ALBANY, Ga. -- Retired Capt. Donnie L. Cochran, the first black pilot to fly with the Navy's famous Blue Angels, and later that group's commander, addressed students at Albany High School and Sherwood Acres Elementary School here Thursday.
Cochran, a Pelham native, said he accepted the invitation to speak because he wanted to make known to children that with goal-setting, followed by hard work and determination, almost anyone can achieve the things he or she wants in life. The retired Navy officer was introduced at Sherwood Acres by fifth-grader Jairus Bonner, selected by fellow members of the Sherwood group, R.E.AL.BoysR.E.A.L.Men, a motivational group for boys ages 8-12.
Through the lens of a back-facing camera, mounted in front of Cochran's face, youngsters were given a dramatic view of what he once did almost every day. As the commander spoke calmly to his team members, his audience watched the ground beneath him swirl and roll at speeds of up to 400 miles per hour. Judging from the scattered gasps within the group, the children were impressed.
After the video, attendees were encouraged to ask about Cochran's aviation career. The first question was whether he had been afraid during the aerial maneuvers he'd illustrated. Cochran said that while anyone simply thrown into such a situation might be afraid, he was not because he had been brought to that point of experience by diligent training and understanding of the limitations of both himself and his equipment.

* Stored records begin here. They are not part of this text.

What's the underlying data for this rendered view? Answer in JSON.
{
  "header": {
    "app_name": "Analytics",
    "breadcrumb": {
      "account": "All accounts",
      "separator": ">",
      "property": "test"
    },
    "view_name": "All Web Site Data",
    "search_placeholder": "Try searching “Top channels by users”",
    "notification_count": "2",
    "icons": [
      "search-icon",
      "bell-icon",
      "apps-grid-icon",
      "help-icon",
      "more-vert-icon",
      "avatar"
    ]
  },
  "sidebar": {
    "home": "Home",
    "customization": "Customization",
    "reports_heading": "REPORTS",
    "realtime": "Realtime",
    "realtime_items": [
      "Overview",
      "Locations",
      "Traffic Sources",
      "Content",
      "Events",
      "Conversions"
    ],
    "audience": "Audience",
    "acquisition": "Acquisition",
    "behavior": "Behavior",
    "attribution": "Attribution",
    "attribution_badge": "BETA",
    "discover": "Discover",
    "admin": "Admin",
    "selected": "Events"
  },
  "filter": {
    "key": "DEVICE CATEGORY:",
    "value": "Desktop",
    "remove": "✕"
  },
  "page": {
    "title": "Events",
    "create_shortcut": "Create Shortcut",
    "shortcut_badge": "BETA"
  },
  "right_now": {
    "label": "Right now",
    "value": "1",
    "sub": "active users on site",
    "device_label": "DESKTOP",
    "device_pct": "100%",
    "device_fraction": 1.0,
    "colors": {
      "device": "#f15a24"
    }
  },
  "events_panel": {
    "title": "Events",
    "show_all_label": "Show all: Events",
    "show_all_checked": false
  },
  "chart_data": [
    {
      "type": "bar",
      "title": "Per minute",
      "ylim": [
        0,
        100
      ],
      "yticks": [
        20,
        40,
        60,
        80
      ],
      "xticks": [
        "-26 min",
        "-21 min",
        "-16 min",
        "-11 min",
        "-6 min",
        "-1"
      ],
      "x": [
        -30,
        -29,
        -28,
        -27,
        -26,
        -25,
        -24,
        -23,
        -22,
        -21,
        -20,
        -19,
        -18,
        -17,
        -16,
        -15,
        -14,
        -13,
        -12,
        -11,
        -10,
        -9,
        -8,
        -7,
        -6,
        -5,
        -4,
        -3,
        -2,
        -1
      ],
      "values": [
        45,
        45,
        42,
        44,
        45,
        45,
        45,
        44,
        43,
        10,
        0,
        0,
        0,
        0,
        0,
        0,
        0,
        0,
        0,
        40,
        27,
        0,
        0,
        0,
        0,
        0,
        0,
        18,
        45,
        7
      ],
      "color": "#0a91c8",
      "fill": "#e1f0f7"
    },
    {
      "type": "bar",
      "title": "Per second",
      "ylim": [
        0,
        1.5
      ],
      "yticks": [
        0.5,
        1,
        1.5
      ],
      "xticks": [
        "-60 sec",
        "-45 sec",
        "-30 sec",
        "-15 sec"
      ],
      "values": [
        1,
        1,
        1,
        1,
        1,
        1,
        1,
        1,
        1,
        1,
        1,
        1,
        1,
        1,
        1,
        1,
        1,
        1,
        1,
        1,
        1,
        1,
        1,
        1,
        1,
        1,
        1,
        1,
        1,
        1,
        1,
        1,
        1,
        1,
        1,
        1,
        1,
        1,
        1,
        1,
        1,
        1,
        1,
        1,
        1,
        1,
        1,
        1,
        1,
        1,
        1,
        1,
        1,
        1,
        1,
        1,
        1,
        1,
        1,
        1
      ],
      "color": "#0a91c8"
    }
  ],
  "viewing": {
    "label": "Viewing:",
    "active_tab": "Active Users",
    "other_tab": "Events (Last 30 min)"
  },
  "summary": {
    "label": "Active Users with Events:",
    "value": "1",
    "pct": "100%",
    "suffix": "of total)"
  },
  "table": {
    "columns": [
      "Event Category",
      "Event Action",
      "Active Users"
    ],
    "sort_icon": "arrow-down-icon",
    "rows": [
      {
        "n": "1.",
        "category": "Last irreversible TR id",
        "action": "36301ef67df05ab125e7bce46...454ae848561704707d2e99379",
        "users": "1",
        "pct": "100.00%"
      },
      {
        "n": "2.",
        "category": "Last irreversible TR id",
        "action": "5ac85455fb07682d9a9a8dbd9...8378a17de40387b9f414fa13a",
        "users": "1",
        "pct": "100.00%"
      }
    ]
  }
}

In turn, Cochran answered questions about inverted (upside down) flying and the special fuel delivery system required to do so, the reasons for constant communication with team members, and the nature of ejection seats should trouble arise in flight.
Cochran told the group they should expect setbacks in life and to use them to their advantage. As an example, the flier cited his failing the seventh grade.
"That was one of the best things that could ever have happened to me," Cochran said. "It gave me the resolve to do better from then on."
Cochran shared with the audience what he referred to as his "strangest secret," which is, he said, "We all become what we think about most of the time -- so we should be thinking most about what we want to do in our futures."
Cochran became a member of the Blue Angels in 1985 after having flown more than 2000 hours in jet fighters and completing 469 carrier landings. In this initial assignment he remained with the squadron for three years. In 1994 Cochran replaced Robert E. Stumpf as commanding officer of the Blue Angels group, when Stumpf was grounded as a result of the "tailhook" scandal.
In 1995 Cochran removed himself from the responsibility of squadron commander under circumstances some considered "mysterious," grounding himself and canceling a performance, citing "loss of confidence" and what he called "flaws in his flying."